At a high-level, computational fluid dynamics practitioners are faced with several post-processing alternatives, each with varying levels of complexity, versatility, flexibility, and customization options. Perhaps one of the best-known alternatives is ParaView [
58]. ParaView is a fairly complex and comprehensive post-processing utility capable of visualizing large volumes of data in situ. However, ParaView is mostly focused on visualization and applying filters to mainly unstructured data. Given its generality, making domain-specific optimizations is generally impossible at the application level. This being said, Aquila does not aim to be a visualization tool. It aims to reduce the burden of calculating parameters inside a visualization toolkit and allows the visualization software to shine where it ought to. Similar remarks can be made with respect to similarly popular visualization frameworks that include FieldView [
59], Tecplot 360 [
60], and Ensight [
61]. Nonetheless, all of these popular software packages are focused on data visualization and not on enabling simple and scalable calculations of complex quantities across enormous datasets and both CPUs and GPUs.

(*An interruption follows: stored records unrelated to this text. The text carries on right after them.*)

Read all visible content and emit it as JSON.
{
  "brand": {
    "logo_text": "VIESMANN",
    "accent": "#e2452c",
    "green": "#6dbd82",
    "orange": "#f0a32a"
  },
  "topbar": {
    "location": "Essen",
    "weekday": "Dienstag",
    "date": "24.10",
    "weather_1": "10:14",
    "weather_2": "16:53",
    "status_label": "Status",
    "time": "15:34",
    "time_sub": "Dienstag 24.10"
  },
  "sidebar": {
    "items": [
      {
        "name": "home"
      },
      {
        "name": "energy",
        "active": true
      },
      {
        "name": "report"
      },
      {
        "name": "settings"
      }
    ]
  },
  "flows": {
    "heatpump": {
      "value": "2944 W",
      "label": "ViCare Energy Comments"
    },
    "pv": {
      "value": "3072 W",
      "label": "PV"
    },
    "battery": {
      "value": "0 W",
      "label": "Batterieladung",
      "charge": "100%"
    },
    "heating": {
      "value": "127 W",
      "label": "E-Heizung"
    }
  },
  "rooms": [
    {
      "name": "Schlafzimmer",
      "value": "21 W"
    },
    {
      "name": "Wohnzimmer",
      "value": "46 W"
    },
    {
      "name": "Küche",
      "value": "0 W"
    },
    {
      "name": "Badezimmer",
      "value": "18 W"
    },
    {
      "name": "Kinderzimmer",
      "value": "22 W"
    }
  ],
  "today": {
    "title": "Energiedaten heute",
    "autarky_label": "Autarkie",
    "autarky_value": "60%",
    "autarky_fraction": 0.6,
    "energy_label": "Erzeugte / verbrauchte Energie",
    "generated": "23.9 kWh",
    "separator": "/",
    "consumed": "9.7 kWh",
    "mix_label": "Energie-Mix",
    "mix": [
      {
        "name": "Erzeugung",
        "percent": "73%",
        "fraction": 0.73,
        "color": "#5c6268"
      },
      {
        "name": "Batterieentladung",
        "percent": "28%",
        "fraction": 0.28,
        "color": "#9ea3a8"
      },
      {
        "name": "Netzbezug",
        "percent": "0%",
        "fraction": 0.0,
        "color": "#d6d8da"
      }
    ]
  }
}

On the other extreme, more general libraries focused on out-of-core computations lack domain-specific optimizations and structuring that lead to the highly scalable performance demonstrated in this work. For instance, we previously showed that work by Morozov and Peterka [
10] as a more general out-of-core computation library enabled expressiveness but had a significant performance loss when operating off the flash as compared to an in-memory baseline. Dask [
62,
63] is another popular out-of-core data processing library, but implementing certain fine-grained operations using Dask is not straightforward. In addition, Dask’s flexibility and generality make it attractive to many but hinder its full potential for domain-specific tasks. For instance, Khoshlessan et al. evaluated the use of Dask to post-process large-scale Molecular Dynamics simulations [
64] and found intra-node strong scaling to be good but degraded as soon as multiple nodes were in use due to spurious occurrences of stragglers common in irregular, complex workloads. More recently, Legate Numpy [
65] was introduced as a potential drop-in replacement for the famous [
36] library with capabilities to automatically distribute work and data across workers in a cluster, including CPUs and GPUs. Although Legate Numpy seems like a potential candidate to implement much of the functionality seen in Aquila, installing and using it is not as straightforward and intuitive to practitioners used to the traditional MPI workflow since the default distributed memory library for Aquila is MPI.
To the authors’ best knowledge, there is no published work addressing scalable CFD post-processing tailored for unsteady three-dimensional numerical simulations with high spatial/temporal resolution (for instance, in DNS of compressible turbulent boundary layers). The proposed approach exploits domain-specific knowledge to optimize post-processing algorithms and introduce a modular pipeline independent of file formats. Furthermore, the proposed method leverages existing libraries standard to (or easily installable at) most modern HPC deployments, such as MPI, HDF5, C++, and Python.